If there is a bright side for investors it is that profit margins for mid- and large-size businesses are at record levels.  Corporate America saw what happened in 2008 and decided that they would not be held hostage by the capital markets again.  They may not be able to control their stock price, but they can make sure they have enough cash on hand not to have to borrow at the ridiculous rates of late 2008.  This is one of the reasons why I and the great majority of investment professionals are very confident we won’t see a repeat of 2008.  The other is that investors are not positioned as aggressively as they were at the top of the market in 2007.  Many investors who lost big in 2008 never really came back to stocks.  If people aren’t losing money nearly as fast, their sense of panic will be far less.  That said, the freshness of the 2008 experience will cause some to think “Here we go again”.  This is why volatility will remain high for some time to come.   At least this time we have a properly functioning bond market so we can balance some of the economic risk of stocks.  Bonds are doing quite well right now for the most part.
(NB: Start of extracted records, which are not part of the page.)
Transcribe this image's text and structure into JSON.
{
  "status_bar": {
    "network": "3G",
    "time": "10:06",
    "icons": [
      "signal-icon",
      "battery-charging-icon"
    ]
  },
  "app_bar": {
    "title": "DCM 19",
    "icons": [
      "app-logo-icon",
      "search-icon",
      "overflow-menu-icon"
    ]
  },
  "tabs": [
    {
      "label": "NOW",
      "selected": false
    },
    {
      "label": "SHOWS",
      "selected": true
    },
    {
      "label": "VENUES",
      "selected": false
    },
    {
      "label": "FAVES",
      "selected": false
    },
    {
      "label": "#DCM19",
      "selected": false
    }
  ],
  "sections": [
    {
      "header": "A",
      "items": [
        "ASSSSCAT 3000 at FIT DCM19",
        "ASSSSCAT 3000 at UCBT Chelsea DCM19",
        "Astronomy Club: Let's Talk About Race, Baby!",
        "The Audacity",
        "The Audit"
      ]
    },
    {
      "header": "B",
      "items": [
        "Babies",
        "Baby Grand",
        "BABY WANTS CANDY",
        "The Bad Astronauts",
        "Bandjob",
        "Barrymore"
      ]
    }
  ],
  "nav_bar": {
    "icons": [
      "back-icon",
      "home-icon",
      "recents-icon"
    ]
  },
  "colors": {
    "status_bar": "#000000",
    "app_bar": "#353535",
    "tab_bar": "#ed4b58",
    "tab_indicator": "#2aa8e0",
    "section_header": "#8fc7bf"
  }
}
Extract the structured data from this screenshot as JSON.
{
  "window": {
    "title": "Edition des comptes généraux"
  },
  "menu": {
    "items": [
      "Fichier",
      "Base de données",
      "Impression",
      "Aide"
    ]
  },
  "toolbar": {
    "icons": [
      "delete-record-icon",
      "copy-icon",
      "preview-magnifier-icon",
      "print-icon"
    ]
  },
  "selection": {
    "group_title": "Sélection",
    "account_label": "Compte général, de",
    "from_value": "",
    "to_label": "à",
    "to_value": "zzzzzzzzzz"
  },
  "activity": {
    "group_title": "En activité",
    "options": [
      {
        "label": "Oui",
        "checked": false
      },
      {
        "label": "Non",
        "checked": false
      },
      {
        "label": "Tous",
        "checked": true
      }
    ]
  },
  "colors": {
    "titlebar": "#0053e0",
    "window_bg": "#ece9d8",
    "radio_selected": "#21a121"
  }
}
It is also important for investors to realize that to some extent the world’s currency, stock, bond, and commodities markets function as a means by which investors seek to influence policy makers.  Don’t like the recent debt deal?  Sell stocks and/or the U.S. dollar; buy gold or Swiss francs.  Of course this works proactively as well.  Want the Federal Reserve to launch another round of quantitative easing?  Sell stocks and buy long dated U.S. Treasury bonds, effecting telling the Fed that you believe that the economy is headed for deflation.

The bottom line is that despite a relatively decent economic report this morning investors are concerned about the U.S. economy falling back into recession.  While this shouldn’t have nearly as much impact on Corporate America today as it did three years ago, many investors don’t want to take any chances.  The rest of the world is also struggling more or less so there just aren’t enough reasons to feel optimistic about stocks in the short term.  As always, this bout of short term weakness sets up greater return potential in the intermediate and long term time frames.  Tactically, we are shifting portfolios to larger, more financially strong companies and somewhat away from smaller, more economically sensitive ones.  We are also increasing the maturity of our bond portfolios to take advantage of the fact that we don’t see inflation being a problem anytime soon.

Past performance is no assurance of future results.